So I went with my gut.. and a little bit of I'm assuming God and didn't get the last doe I posted about. When we went to take a look at her, we could not even find the place where she was, no cell service to call, it was a disaster. So we headed home with no goat and bitterness. Well everything happens for a reason.. later that evening I got an email from a breeder I had been in contact with previously that he had 3 fullblood bred does for sale. I am finally happy to announce after asking a million questions- two of these girls will be coming home with me tomorrow evening!! (gps is loaded, cell service is available, and directions are written down! lol) I've attached pictures of them, not the best photos but theyre straight outta the muddy fields!
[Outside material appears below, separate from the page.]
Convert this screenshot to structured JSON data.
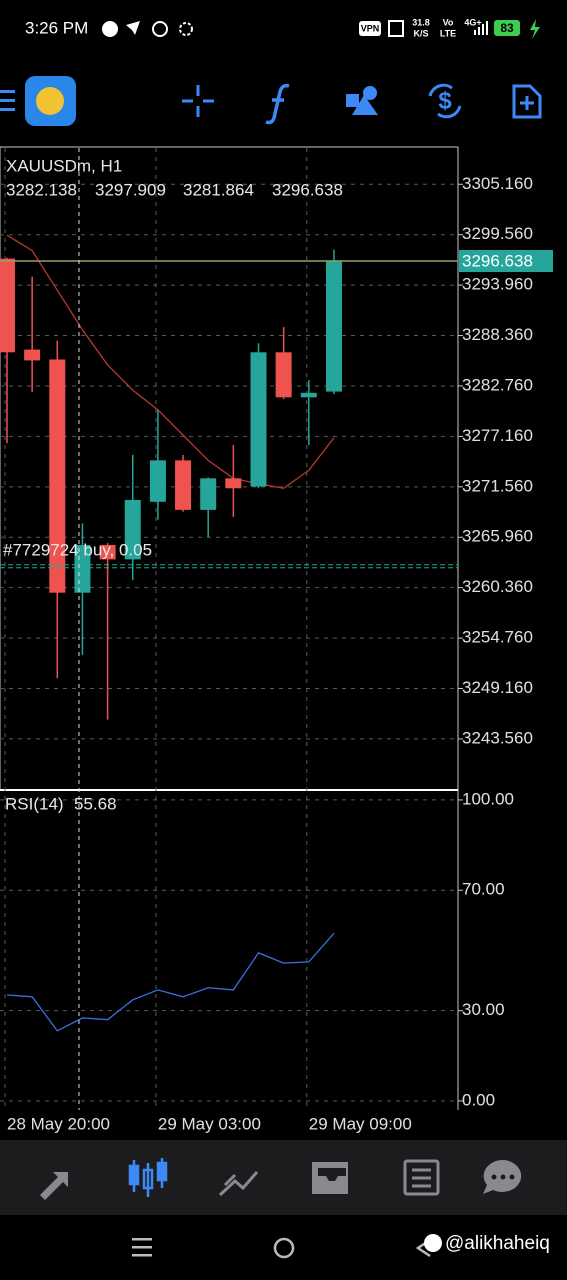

DOB's on both of them is 10-2013. They were in my price range, and I think a great starting point for my herd!! I also attached a picture of the buck these does are bred to they're due the first week of April! Any tips on keeping the stress down for these girls? I'm a little concerned with the move a month away from kidding. On a side note.. my husband has given me the go ahead for my addition to our pole barn for more room


----------



## packhillboers (Feb 2, 2011)

The buck has some stout legs.


----------



## Brittany89 (Aug 12, 2014)

Yes! I'm very excited to see the kids from him outta the red doe.


----------



## Brittany89 (Aug 12, 2014)

Girls are home! I'll hopefully be able to get some pictures tomorrow!


----------